C. is a different story. I have worked with marginalized populations all my adult life and am very familiar with the hardened faces of addicts. I can usually identify one’s stage of addiction based on their physical appearance, but the majority of the time I’m exposed to addicts who already carry the physical markings of their habits. Watching C.’s downfall is the first time I have witnessed the entire process, from start to “finish”, of the physical changes someone goes through over time. It’s deeply disturbing to watch. When I first met C. more than a year ago she was plumb and quick to smile. She had bright eyes and shiny skin and hair. She had beautiful hair that she kept down, resting on her back in a thick sheet. I knew C. had a particularly sad back-story--her son had recently died as a toddler and her husband had abandoned her, leaving her to fend for herself on the streets. I don’t know anything about her past drug use, perhaps she has always been a casual user, or perhaps someone introduced her to drugs for the first time while working on the streets. C. is the only person I have ever met in Quito for whom heroin is her drug of choice. It is very difficult to find here and when the other women talk about her habit, they don’t even use the term heroin. The vast majority don’t even know what drug she uses, only that she gives herself “injections.” Most of the women have never heard of such a thing. I’ve explained to them that it sounds like C. uses heroin and finally one of the women confirmed to me that indeed, she’s a heroin addict.

I first noticed C.’s weight loss, it seemed like every time I saw her she had lost another five pounds. She wears leggings and t-shirts. At this point even her leggings are baggy. It’s not just her plummeting weight that has been disturbing. It’s how her face has changed. Her skin is pale and her eyes no longer shine. Her features are pointy, transforming her oval face into a sharp triangle. She always has her hair pulled back into a tight, lifeless pony tail. Basic hygiene is no longer a priority; her clothes are dirty and it seems like she showers less. Her personality has also changed dramatically. When she greets me she no longer smiles, she just kisses me on the cheek and walks by. In fact, I can’t remember the last time I’ve since her hang out with the other women. She’s always on the move and has a harried look on her face, as if she’s searching for something (which she is, obviously). There’s no time for small talk in her present life, she simply searches for clients and then is off to score heroin.
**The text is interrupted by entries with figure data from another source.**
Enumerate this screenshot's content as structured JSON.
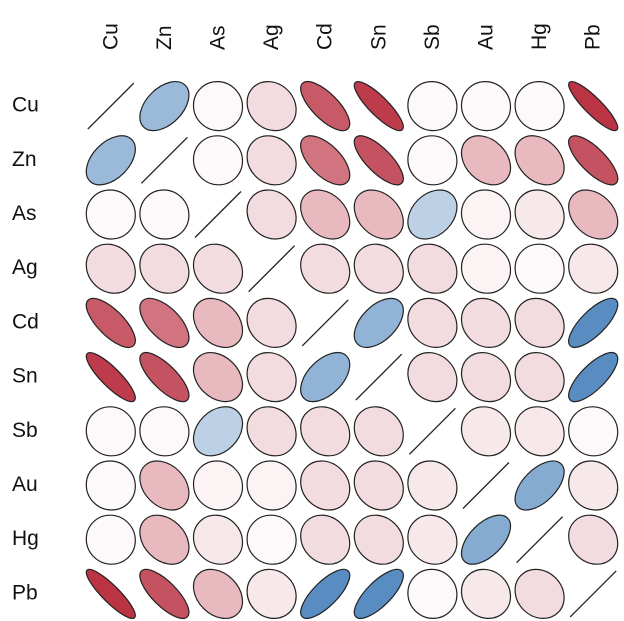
{
  "chart_data": {
    "type": "heatmap",
    "subtype": "correlation-ellipse-matrix",
    "title": "",
    "xlabel": "",
    "ylabel": "",
    "variables": [
      "Cu",
      "Zn",
      "As",
      "Ag",
      "Cd",
      "Sn",
      "Sb",
      "Au",
      "Hg",
      "Pb"
    ],
    "value_range": [
      -1,
      1
    ],
    "color_scale": {
      "negative": "#b2182b",
      "neutral": "#ffffff",
      "positive": "#2166ac"
    },
    "matrix": [
      [
        1.0,
        0.45,
        -0.03,
        -0.15,
        -0.72,
        -0.85,
        -0.03,
        -0.03,
        -0.03,
        -0.88
      ],
      [
        0.45,
        1.0,
        -0.03,
        -0.15,
        -0.6,
        -0.75,
        -0.03,
        -0.3,
        -0.3,
        -0.75
      ],
      [
        -0.03,
        -0.03,
        1.0,
        -0.15,
        -0.3,
        -0.3,
        0.3,
        -0.05,
        -0.1,
        -0.3
      ],
      [
        -0.15,
        -0.15,
        -0.15,
        1.0,
        -0.15,
        -0.15,
        -0.15,
        -0.05,
        -0.03,
        -0.1
      ],
      [
        -0.72,
        -0.6,
        -0.3,
        -0.15,
        1.0,
        0.5,
        -0.15,
        -0.15,
        -0.15,
        0.75
      ],
      [
        -0.85,
        -0.75,
        -0.3,
        -0.15,
        0.5,
        1.0,
        -0.15,
        -0.15,
        -0.15,
        0.75
      ],
      [
        -0.03,
        -0.03,
        0.3,
        -0.15,
        -0.15,
        -0.15,
        1.0,
        -0.1,
        -0.1,
        -0.03
      ],
      [
        -0.03,
        -0.3,
        -0.05,
        -0.05,
        -0.15,
        -0.15,
        -0.1,
        1.0,
        0.55,
        -0.1
      ],
      [
        -0.03,
        -0.3,
        -0.1,
        -0.03,
        -0.15,
        -0.15,
        -0.1,
        0.55,
        1.0,
        -0.15
      ],
      [
        -0.88,
        -0.75,
        -0.3,
        -0.1,
        0.75,
        0.75,
        -0.03,
        -0.1,
        -0.15,
        1.0
      ]
    ],
    "diagonal_style": "line",
    "grid": false,
    "legend": "none"
  }
}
It is heartbreaking to witness someone’s extreme transformation—if I hadn’t been in daily contact with her over the past year, I would never recognize the C. of today from a year ago. Like I said, I’m accustomed to being around addicts, but with people who are already lost in their addictions. I recognize the hardened lines etched into people’s faces, their constant jaw-clenching, body scars, shaking and twitching, darting eyes, and lack of hygiene. Since the people I work with mostly smoke base, it’s their weight loss, yellow fingertips and jaw clenching that gives them away. The yellow tips of their thumb and forefinger are the big give-away that they smoke base (a yellow powder). Most people smoke out of their hands, rather than using a pipe. I was dumbfounded when I first learned this fact. But how, I asked. Many people don’t have access to pipes and simply start using their fingers. In fact, cops regularly stop people on the street where I work to check their fingers. I still don’t understand how they do it without burning themselves—

Perhaps the most disturbing part about C.’s physical transformation is that there’s no end in sight. I ask myself, will she continue to shrink until she no longer exists? At what point will her body simply collapse? How long can she sustain her deteriorating condition? The worst part is that we can’t do anything to help her. Despite efforts from friends who try to convince her to enter rehab, C. continues on her self-destructive path. Everyone on the streets (including myself) knows enough about addiction to know that an addict can’t be stopped until he/she wants it. We can only hope that C. hits rock bottom soon and decides to seek help. Until then, we can only stand by and watch her slowly disappear.